I finished The Book Thief last night. It took me two nights.
It was probably one of the best books I’ve ever read. A bit hard to get into, but once I understood what was going on, I couldn’t put it down.
Even though many times I wanted to.
When the main character, Liesel, goes through loss after loss in such detail – I felt tears fall down my cheeks. It’s rare for me to cry from a book, but it happens. Charlotte’s Web. Anne of Green Gables when Matthew dies. I can’t remember the last time I cried as an adult though.
In a small way (because I am not ever going to relate my pain to those who horrifically suffered time and again in Nazi Germany) I felt what she was feeling. I knew the shock, the screaming, the disbelief of the death of someone you love. I was there, I felt her hesitation when happiness came and she wondered when it would end, and end in tragedy.
When the book said, “She held him for an hour after he died” (paraphrased) I felt the guilt heap on me that I didn’t hold Kaden longer. Why didn’t I just ask everyone to leave and sit with him for a while? That was all I had; he’d gone from a brief time with me, to NICU, to Children’s, to my arms, to heaven. I ached to hold him for months and months. And in all that time I ended up with just minutes.
I could have held him longer. Remembered him more. All I could think of in those moments were, “He’s not here, he’s gone. This isn’t him.”
As Kaden’s first birthday approaches, and so many others celebrate the children born around the same time who lived, I am thrust back into this never ending, back and forth game of, “Why me, what if, how could, maybe if, had I…” and my mind spins until I fall asleep . I know deep inside that no one has a perfect life. I know this, but sometimes? It’s so hard to believe that when you look out from such a fractured viewpoint.

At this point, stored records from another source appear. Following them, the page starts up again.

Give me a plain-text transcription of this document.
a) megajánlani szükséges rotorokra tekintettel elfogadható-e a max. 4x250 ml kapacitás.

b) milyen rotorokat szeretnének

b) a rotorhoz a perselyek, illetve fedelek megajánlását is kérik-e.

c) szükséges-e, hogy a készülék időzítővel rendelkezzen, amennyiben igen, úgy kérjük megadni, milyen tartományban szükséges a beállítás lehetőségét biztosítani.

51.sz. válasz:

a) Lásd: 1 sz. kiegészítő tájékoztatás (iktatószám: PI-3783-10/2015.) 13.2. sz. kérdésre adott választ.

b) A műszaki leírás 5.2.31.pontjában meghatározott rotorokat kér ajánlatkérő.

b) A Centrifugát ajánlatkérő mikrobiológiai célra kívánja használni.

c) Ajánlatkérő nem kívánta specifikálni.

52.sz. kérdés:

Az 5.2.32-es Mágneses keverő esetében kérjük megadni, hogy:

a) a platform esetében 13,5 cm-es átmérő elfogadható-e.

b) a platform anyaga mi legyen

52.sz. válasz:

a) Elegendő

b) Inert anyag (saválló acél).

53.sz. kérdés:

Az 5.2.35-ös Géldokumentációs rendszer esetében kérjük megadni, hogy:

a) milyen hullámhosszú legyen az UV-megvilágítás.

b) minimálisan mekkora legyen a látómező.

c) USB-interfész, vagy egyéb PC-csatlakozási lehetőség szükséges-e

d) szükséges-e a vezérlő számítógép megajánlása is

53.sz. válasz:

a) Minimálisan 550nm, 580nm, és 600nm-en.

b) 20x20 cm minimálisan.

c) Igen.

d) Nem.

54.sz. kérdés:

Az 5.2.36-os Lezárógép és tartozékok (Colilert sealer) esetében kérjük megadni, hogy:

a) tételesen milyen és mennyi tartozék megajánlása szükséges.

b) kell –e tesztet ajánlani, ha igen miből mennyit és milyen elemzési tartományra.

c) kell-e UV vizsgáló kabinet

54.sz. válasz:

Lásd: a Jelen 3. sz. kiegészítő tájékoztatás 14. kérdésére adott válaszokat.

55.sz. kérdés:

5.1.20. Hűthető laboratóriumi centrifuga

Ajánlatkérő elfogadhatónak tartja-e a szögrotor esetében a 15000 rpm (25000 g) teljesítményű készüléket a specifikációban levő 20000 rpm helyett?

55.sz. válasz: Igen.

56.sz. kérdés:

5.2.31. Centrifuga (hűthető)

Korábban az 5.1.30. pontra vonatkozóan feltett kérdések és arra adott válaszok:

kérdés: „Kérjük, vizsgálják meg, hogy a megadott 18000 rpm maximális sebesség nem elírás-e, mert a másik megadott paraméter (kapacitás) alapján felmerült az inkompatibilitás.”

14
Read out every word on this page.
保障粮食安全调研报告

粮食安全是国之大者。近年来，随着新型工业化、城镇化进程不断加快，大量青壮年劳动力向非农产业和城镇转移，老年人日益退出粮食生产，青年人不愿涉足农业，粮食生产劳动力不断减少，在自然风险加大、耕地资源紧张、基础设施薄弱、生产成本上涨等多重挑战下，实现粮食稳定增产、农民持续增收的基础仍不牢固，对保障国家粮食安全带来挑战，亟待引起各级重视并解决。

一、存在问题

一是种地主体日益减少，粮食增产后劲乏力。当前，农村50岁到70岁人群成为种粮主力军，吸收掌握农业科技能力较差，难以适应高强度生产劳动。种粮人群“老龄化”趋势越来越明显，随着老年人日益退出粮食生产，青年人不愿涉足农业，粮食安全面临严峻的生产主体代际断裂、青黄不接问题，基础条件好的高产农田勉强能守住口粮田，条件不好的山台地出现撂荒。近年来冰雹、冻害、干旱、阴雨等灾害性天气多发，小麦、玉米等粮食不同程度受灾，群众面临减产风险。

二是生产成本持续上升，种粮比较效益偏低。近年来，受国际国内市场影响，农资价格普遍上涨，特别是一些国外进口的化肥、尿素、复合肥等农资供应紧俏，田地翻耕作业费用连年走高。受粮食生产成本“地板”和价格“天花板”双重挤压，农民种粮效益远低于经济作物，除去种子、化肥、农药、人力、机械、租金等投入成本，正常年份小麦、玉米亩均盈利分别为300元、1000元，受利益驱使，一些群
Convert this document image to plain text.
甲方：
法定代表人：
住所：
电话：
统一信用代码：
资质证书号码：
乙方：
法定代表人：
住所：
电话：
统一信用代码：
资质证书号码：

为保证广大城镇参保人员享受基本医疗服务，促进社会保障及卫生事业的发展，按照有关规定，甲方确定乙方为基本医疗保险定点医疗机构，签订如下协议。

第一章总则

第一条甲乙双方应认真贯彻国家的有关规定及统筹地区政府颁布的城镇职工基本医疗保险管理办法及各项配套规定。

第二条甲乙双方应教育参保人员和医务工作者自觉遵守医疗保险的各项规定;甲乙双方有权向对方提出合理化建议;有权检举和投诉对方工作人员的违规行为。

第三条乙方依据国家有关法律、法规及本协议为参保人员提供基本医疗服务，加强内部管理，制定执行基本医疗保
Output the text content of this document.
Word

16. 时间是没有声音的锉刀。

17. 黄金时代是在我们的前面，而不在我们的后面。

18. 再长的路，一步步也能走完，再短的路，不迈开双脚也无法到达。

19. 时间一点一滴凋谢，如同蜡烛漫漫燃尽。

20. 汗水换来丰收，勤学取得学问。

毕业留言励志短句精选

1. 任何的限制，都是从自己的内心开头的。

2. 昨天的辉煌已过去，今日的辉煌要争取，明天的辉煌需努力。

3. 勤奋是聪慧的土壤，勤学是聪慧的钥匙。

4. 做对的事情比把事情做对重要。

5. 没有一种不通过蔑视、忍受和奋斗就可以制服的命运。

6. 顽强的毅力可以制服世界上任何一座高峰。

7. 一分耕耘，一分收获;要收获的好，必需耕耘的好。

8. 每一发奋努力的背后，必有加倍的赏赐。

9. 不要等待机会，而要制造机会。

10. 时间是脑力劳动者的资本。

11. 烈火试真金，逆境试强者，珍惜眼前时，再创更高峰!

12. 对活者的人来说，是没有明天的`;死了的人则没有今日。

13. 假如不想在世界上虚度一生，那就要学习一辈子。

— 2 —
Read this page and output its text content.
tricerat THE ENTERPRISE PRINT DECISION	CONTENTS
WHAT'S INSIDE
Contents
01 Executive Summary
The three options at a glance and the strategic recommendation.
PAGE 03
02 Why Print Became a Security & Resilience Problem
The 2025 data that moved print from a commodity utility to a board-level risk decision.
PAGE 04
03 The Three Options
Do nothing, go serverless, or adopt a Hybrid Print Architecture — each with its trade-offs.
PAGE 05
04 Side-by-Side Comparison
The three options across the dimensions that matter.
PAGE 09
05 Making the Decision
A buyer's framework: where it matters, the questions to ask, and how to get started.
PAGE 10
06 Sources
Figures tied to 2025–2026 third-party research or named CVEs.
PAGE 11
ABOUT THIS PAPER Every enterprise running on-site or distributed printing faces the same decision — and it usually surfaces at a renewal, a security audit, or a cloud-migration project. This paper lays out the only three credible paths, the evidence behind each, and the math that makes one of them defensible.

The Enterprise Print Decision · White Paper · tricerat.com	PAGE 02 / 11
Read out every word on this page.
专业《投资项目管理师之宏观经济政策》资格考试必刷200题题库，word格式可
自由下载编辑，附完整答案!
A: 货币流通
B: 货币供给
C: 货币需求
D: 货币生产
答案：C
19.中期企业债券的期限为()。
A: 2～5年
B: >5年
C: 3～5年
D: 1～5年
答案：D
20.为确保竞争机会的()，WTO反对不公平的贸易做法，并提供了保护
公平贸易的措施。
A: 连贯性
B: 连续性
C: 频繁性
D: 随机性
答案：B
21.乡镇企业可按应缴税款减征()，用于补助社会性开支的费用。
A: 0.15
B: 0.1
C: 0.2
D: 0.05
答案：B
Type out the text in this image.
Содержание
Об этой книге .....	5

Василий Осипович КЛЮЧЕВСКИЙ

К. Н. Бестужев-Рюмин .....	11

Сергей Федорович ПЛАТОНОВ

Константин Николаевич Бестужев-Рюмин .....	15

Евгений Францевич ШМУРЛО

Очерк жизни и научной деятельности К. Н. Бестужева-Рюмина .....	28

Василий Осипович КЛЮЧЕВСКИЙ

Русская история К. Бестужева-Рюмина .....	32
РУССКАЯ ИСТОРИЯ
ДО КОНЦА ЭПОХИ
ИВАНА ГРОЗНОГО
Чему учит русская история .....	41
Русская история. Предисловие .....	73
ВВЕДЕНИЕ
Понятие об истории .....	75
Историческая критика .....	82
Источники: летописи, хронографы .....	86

Lately there has been so much pain heaped on people I love. I don’t understand any of it. Good, kind, beautiful people and families that are facing the most awful, devastating news anyone could ever hear. It makes me sick and it brings back my questions to God of, “Where are you?? Step in, change this, make something happen. Where are your miracles? Why do you allow this?”
Then, when I ponder this more, I realize something. The Book Thief and others like Unbroken, are incredible because they are based on real events so powerful, so altering, that it grips you and opens your eyes to another facet of life. Others move me because they are willing to share the daily grind, the ins and outs of ordinary life that so many of us still cover up. I need to read your stories. Even if someone puts at the end, “But you have so many other children living!” or “You should focus on the positive!” – your honesty makes me feel less alone and afraid. Honesty in the good and the hard.
So as hard as this is for my own life and others I see walking this path, my prayer starts to become, “Lord, let them see their story in all of this. Let their lives eventually become one so beautiful in a way no one wants, that others can’t help but think of You. Wonder about You. Let them persevere and rise up in the middle of the broken and change the world around them with the life you gave them.”
Everyone, whether you’ve had tragedy or life rolling by, has a story. It’s when you drop the need for perfection, to have others envy instead of perhaps pity, when you can embrace the broken, when you can tell your story to others and refuse to feel ashamed – that’s when God is able to use it for His glory.
I hate this for so many of us facing the impossible life after death. My hope is that we all know this isn’t it. We will hold and love them again. We will have moments of happiness again, and one day a lifetime of joy. In the midst of it, our story is created to be shared; because someone, somewhere, needs to hear it.